Romeo Igot and Alfredo Salapantan, Jr. These two, however, have different issues. The suits of
Igot and Salapantan are more of a taxpayer’s suit assailing the other provisions of BP Blg. 52
regarding the term of office of the elected officials, the length of the campaign, and the provision
which bars person charged for crimes from running for public office as well as the provision that
provides that the mere filing of complaints against them after preliminary investigation would
already disqualify them from office.

ISSUE:
Whether or not Dumlao, Igot, and Salapantan have a cause of action.

RULING:
NO. The Supreme Court pointed out the procedural lapses of this case for the latter should have
never been merged. Dumlao’s issue is different from Igot and Salapantan. They have different
issues. Further, this case does not meet all requisites to be eligible for judicial review, namely:
(1) the existence of an appropriate case; (2) an interest personal and substantial by the party
raising the constitutional question; (3) the plea that the function be exercised at the earliest
opportunity; and (4) the necessity that the constitutional question be passed upon in order to
decide the case.

In this case, only the 3rd requisite was met.

The SC ruled however that the provision barring persons charged for crimes may not run for
public office and that the filing of complaints against them after preliminary investigation would
already disqualify them from office as null and void.

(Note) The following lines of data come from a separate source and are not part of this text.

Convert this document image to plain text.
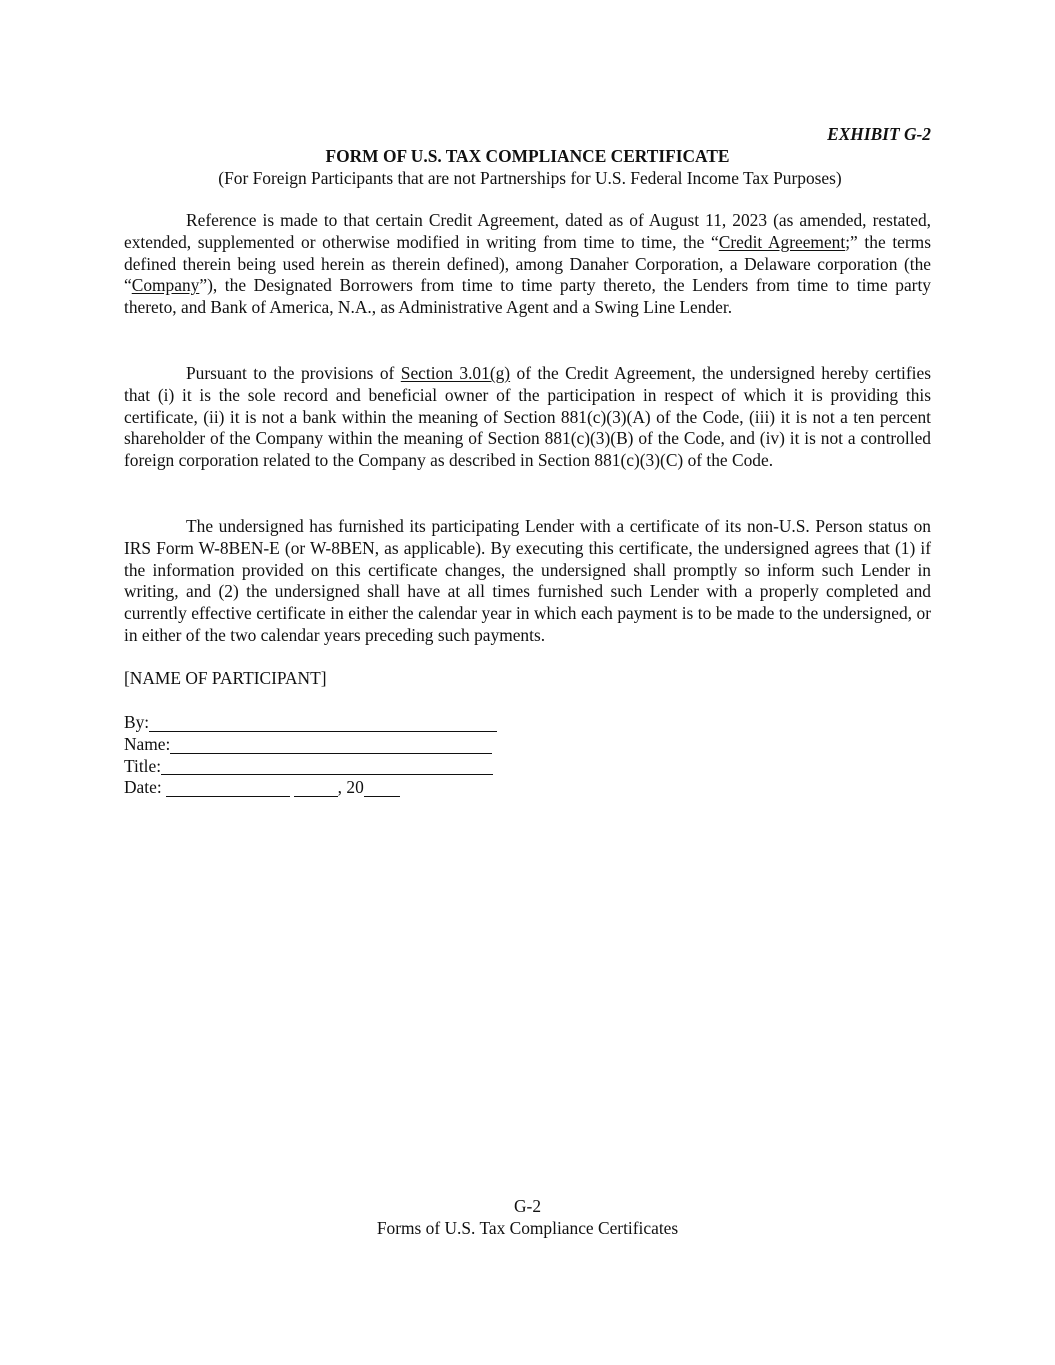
EXHIBIT G-2

FORM OF U.S. TAX COMPLIANCE CERTIFICATE

(For Foreign Participants that are not Partnerships for U.S. Federal Income Tax Purposes)

Reference is made to that certain Credit Agreement, dated as of August 11, 2023 (as amended, restated, extended, supplemented or otherwise modified in writing from time to time, the “Credit Agreement;” the terms defined therein being used herein as therein defined), among Danaher Corporation, a Delaware corporation (the “Company”), the Designated Borrowers from time to time party thereto, the Lenders from time to time party thereto, and Bank of America, N.A., as Administrative Agent and a Swing Line Lender.

Pursuant to the provisions of Section 3.01(g) of the Credit Agreement, the undersigned hereby certifies that (i) it is the sole record and beneficial owner of the participation in respect of which it is providing this certificate, (ii) it is not a bank within the meaning of Section 881(c)(3)(A) of the Code, (iii) it is not a ten percent shareholder of the Company within the meaning of Section 881(c)(3)(B) of the Code, and (iv) it is not a controlled foreign corporation related to the Company as described in Section 881(c)(3)(C) of the Code.

The undersigned has furnished its participating Lender with a certificate of its non-U.S. Person status on IRS Form W-8BEN-E (or W-8BEN, as applicable). By executing this certificate, the undersigned agrees that (1) if the information provided on this certificate changes, the undersigned shall promptly so inform such Lender in writing, and (2) the undersigned shall have at all times furnished such Lender with a properly completed and currently effective certificate in either the calendar year in which each payment is to be made to the undersigned, or in either of the two calendar years preceding such payments.

[NAME OF PARTICIPANT]

By:
Name:
Title:
Date:	, 20

G-2

Forms of U.S. Tax Compliance Certificates
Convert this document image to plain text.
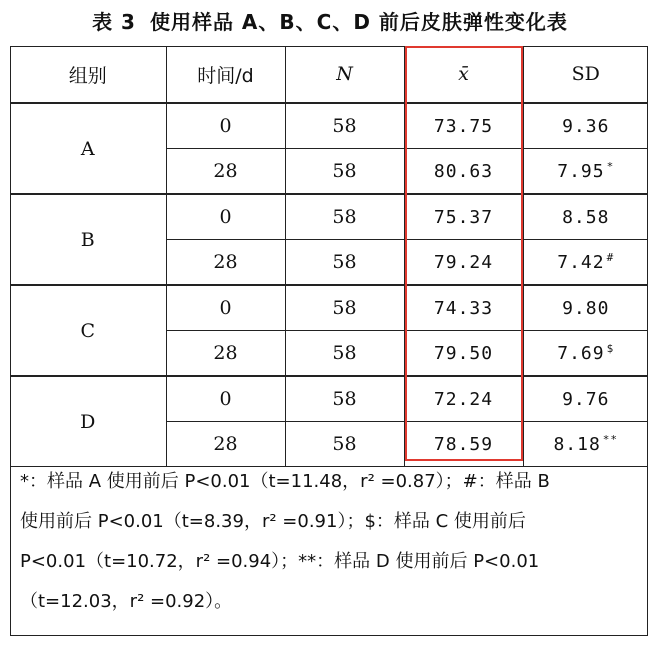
表 3 使用样品 A、B、C、D 前后皮肤弹性变化表
组别	时间/d	N	x̄	SD
A	0	58	73.75	9.36
	28	58	80.63	7.95 *
B	0	58	75.37	8.58
	28	58	79.24	7.42 #
C	0	58	74.33	9.80
	28	58	79.50	7.69 $
D	0	58	72.24	9.76
	28	58	78.59	8.18 **
*：样品 A 使用前后 P<0.01（t=11.48，r² =0.87）；#：样品 B
使用前后 P<0.01（t=8.39，r² =0.91）；$：样品 C 使用前后
P<0.01（t=10.72，r² =0.94）；**：样品 D 使用前后 P<0.01
（t=12.03，r² =0.92）。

The assertion that BP Blg. 52 is contrary to the safeguard of equal protection is neither well
taken. The constitutional guarantee of the equal protection of the laws is subject to rational
classification. If the groupings are based on reasonable and real differentiation, one class can
be treated and regulated differently from another class. For purposes of public service,
employees 65 years of age, have been validly classified differently from younger employees.
Employees attaining that age are subject to compulsory retirement, while those of younger ages
are not so compulsorily retirable.

In respect of election to provincial, city, or municipal positions, to require that candidates should
not be more than 65 years of age at the time they assume office, if applicable to everyone,
might or might not be a reasonable classification although, as the Solicitor General has
intimated a good policy of the law should be to promote the emergence of younger blood in our
local governments. On the other hand, it might be that persons more than 65 years old may also
be good elective local officials.
Retirement from government service may or may not be reasonable disqualification for elective
local officials. But, in the case of a 65-year old elective local official (Dumlao), who has retired
from a provincial, city, or municipal office, there is reason to disqualify him from running for the
same office from which he had retired, as provided for in the challenged provision.